BEIRUT (AP) — Two Israeli strikes that killed a Reuters videographer and wounded six other journalists in south Lebanon nearly two months ago were apparently deliberate and a direct attack on civilians, two international human rights groups said Thursday.
Amnesty International and Human Rights Watch said that the strikes should be investigated as a war crime. Their findings were released simultaneously with similar investigations by Reuters and Agence France-Presse.
Israeli officials have said that they don’t deliberately target journalists.
The investigations by the rights groups found that two strikes 37 seconds apart targeted the group of journalists near the village of Alma al-Shaab on Oct. 13.
The strikes killed Issam Abdallah and wounded Reuters journalists Thaer Al-Sudani and Maher Nazeh, Qatar’s Al-Jazeera television cameraman Elie Brakhya and reporter Carmen Joukhadar, and AFP’s photographer Christina Assi, and video journalist Dylan Collins.
The seven journalists, all wearing flak jackets and helmets, were among many who deployed in southern Lebanon to cover the daily exchange of fire between members of Lebanon’s militant Hezbollah group and Israeli troops. The violence began a day after the Oct. 7 attack by Hamas on southern Israel that triggered the latest Israel-Hamas war.
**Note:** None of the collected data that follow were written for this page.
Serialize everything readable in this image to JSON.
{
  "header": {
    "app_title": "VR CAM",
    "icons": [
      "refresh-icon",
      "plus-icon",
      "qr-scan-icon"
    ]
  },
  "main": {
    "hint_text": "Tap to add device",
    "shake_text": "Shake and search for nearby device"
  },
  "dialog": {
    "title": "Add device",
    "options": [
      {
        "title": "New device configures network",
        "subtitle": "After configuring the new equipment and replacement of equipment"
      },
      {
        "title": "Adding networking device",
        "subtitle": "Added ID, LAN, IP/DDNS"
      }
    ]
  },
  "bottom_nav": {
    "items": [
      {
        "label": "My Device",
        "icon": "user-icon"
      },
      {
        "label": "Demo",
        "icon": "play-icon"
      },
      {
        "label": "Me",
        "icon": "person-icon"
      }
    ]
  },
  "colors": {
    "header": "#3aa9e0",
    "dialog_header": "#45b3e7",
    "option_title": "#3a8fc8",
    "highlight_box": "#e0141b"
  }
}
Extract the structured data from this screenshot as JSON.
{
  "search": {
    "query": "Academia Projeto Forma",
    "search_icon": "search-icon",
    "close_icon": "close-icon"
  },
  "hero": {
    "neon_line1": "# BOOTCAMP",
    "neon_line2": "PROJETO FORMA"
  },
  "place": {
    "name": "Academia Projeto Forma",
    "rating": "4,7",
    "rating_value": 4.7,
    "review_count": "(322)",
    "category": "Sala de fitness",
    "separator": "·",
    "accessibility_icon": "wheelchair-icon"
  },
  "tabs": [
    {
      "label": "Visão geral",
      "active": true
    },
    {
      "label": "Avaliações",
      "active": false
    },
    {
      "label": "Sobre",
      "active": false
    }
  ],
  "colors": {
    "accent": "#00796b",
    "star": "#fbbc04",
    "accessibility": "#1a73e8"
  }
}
Amnesty International said that it had verified more than 100 videos and photographs, analyzed weapons fragments from the site, and interviewed nine witnesses. It found that the group “was visibly identifiable as journalists and that the Israeli military knew or should have known that they were civilians yet attacked them.”
London-based Amnesty said that it determined that the first strike, which killed Abdallah and severely wounded Assi, “was a 120mm tank round fired from the hills between al-Nawaqir and Jordeikh in Israel,” while the second strike appeared to be a different weapon, likely a small guided missile, causing a vehicle used by the Al Jazeera crew to go up in flames.
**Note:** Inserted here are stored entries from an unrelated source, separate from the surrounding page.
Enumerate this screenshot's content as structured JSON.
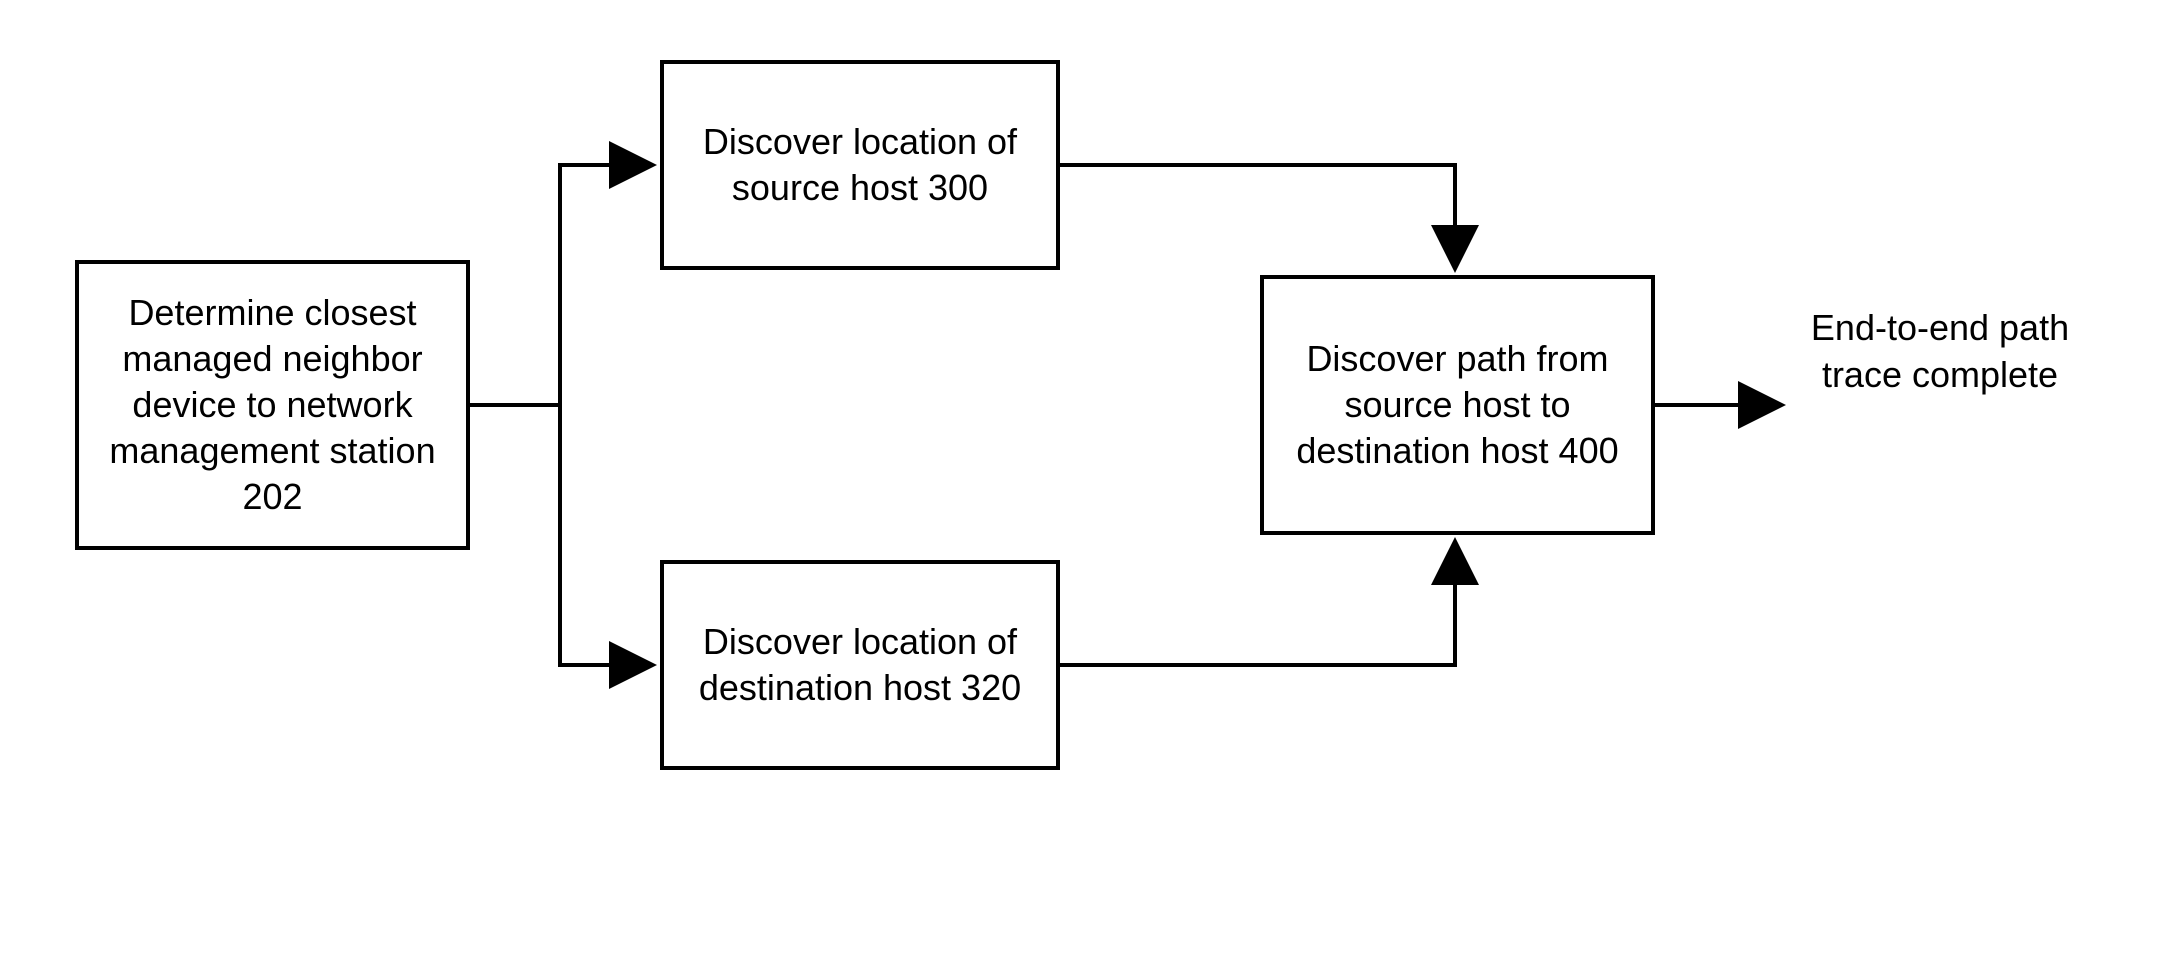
{
  "boxes": {
    "determine": {
      "text": "Determine closest managed neighbor device to network management station 202"
    },
    "source": {
      "text": "Discover location of source host 300"
    },
    "dest": {
      "text": "Discover location of destination host 320"
    },
    "path": {
      "text": "Discover path from source host to destination host 400"
    }
  },
  "endLabel": "End-to-end path trace complete"
}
Amnesty said that the tank round, most likely an M339 projectile, was manufactured by the Israeli IMI Systems and had been identified in other Amnesty International investigations of attacks by the Israeli military.
HRW said that it had interviewed seven witnesses, including three of the wounded journalists and a representative of the U.N. peacekeeping force in south Lebanon. The New York-based rights group also said it analyzed 49 videos and dozens of photos, in addition to satellite images, and consulted military, video, and audio experts. HRW said it sent letters with findings and questions to the Lebanese and Israeli armed forces, respectively, but didn’t receive a response from them.
Ramzi Kaiss, a Lebanon researcher at Human Rights Watch, said that the group has documented other cases involving Israeli forces.
“Those responsible need to be held to account, and it needs to be made clear that journalists and other civilians are not lawful targets,” he said.
Aya Majzoub, Amnesty International’s deputy regional director, condemned the “attack on a group of international journalists who were carrying out their work by reporting on hostilities.”
“Direct attacks on civilians and indiscriminate attacks are absolutely prohibited by international humanitarian law and can amount to war crimes,” she said.
Collins, the American AFP video journalist from Boston, said that the journalists had been at the scene for more than an hour before the strikes and felt “secure.”
He said they were “on an exposed hill, visible to multiple Israeli positions, and they had drones in the air the entire time,” adding that there were “no military activities near us.”
“Our job is to tell the story, not to become the story,” Collins said.
Abdallah’s mother, Fatima, told The Associated Press that the family was sure from the first day that Israel was behind the attack. Now that there is evidence, she said, she hopes “they (Israel) will be held accountable.”
“This move is not only for Issam but for journalists to be protected in the future,” Abdallah said.